/ecommerce-visual-search

This project is an image search engine that allows users to upload an image and find similar images from a preloaded database. It uses the ResNet50 model for feature extraction and cosine similarity for finding similar images.

Primary LanguagePythonMIT LicenseMIT

Image Search Engine

This project is an image search engine that allows users to upload an image and find similar images from a preloaded database. It uses the ResNet50 model for feature extraction and cosine similarity for finding similar images.

Features

  • Image Upload: Users can upload an image in JPG format.
  • Feature Extraction: Extracts features from the uploaded image using a pre-trained ResNet50 model.
  • Similarity Search: Finds similar images from the database using cosine similarity.
  • Adjustable Parameters: Users can adjust the similarity threshold and the number of similar images to display.
  • Caching: Utilizes Streamlit's caching for improved performance.

Prerequisites

  • Python 3.10
  • pip (Python package installer)

Installation

  1. Clone the repository:

    git clone https://github.com/nasirovsh/ecommerce-visual-search.git
    cd ecommerce-visual-search
  2. Create a virtual environment:

    python3 -m venv .venv
    source .venv/bin/activate  # On Windows use `.venv\Scripts\activate`
  3. Install the required packages:

    pip install -r requirements.txt

    For better performance, install the Watchdog module:

    For macOS users:

    xcode-select --install
    pip install watchdog

    For Windows users:

    pip install watchdog

Usage

  1. Prepare the image database:

    • Place your database images in the db/ directory.
    • Ensure all images are in JPG format.
  2. Run the Streamlit app:

    • Run in terminal:

      streamlit run main.py
    • Run/Debug in PyCharm:

      Go to Run/Debug Configurations and add a new configuration for Streamlit Server. Set module name to streamlit and parameters to run main.py.

      Click on the Run button to start the Streamlit server.

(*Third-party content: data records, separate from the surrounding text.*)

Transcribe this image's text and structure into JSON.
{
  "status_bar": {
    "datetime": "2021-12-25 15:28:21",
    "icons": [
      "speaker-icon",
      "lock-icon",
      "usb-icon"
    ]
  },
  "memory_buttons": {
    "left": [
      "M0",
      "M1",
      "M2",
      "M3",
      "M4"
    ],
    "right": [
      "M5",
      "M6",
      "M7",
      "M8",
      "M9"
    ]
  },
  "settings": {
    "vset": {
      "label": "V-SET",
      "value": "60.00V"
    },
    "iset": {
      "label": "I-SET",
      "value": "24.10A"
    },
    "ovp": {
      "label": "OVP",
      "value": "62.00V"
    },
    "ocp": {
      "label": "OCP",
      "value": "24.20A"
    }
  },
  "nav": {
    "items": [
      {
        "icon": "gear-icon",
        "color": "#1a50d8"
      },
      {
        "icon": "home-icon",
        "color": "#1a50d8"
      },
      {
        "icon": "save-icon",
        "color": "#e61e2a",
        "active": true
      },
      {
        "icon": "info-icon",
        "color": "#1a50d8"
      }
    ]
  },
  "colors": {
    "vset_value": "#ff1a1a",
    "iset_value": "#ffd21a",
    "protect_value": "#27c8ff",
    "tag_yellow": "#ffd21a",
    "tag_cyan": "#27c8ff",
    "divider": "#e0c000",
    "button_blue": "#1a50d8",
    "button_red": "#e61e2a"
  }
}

    • Open the browser and go to the URL displayed in the terminal (usually http://localhost:8501).

  3. Use the app:

    • Upload an image: Use the file uploader to select an image in JPG format.
    • Adjust parameters: Use the sliders to set the similarity threshold and the number of similar images to display.
    • Find similar images: Click the "Find Similar Images" button to search for similar images in the database.

Project Structure

  • main.py: The main script that runs the Streamlit app.
  • requirements.txt: Lists the dependencies required for the project.
  • db/: Directory containing the image database.
  • README.md: This file, containing project documentation.
  • LICENSE: The license file for the project.

Dependencies

  • pillow == 10.3.0: Python Imaging Library for opening, manipulating, and saving images.
  • tensorflow == 2.16.1: Open-source machine learning framework used for the ResNet50 model.
  • streamlit == 1.37.1: Framework for building interactive web applications.
  • scikit-learn == 1.5.1: Machine learning library used for cosine similarity calculation.
  • certifi == 2024.7.4: Provides Mozilla's carefully curated collection of Root Certificates.

How It Works

  1. The app loads a pre-trained ResNet50 model on startup.
  2. When a user uploads an image, the app extracts features using the ResNet50 model.
  3. These features are compared to the pre-extracted features of images in the database using cosine similarity.
  4. The app displays the most similar images based on the user-defined threshold and number of results.

Troubleshooting

  • If you encounter memory issues, try reducing the number of images in your database or upgrading your hardware.
  • Ensure your uploaded images are in JPG format and are not corrupted.
  • If the app is slow, it might be due to the initial loading of the database. Subsequent runs should be faster due to caching.

Contributing

Contributions to this project are welcome. Please fork the repository and submit a pull request with your changes.

License

This project is licensed under the MIT License. See the LICENSE file for more details.

Acknowledgements

  • The ResNet50 model is provided by TensorFlow and was originally developed by Microsoft Research.
  • Thanks to the Streamlit team for their excellent framework for building data applications.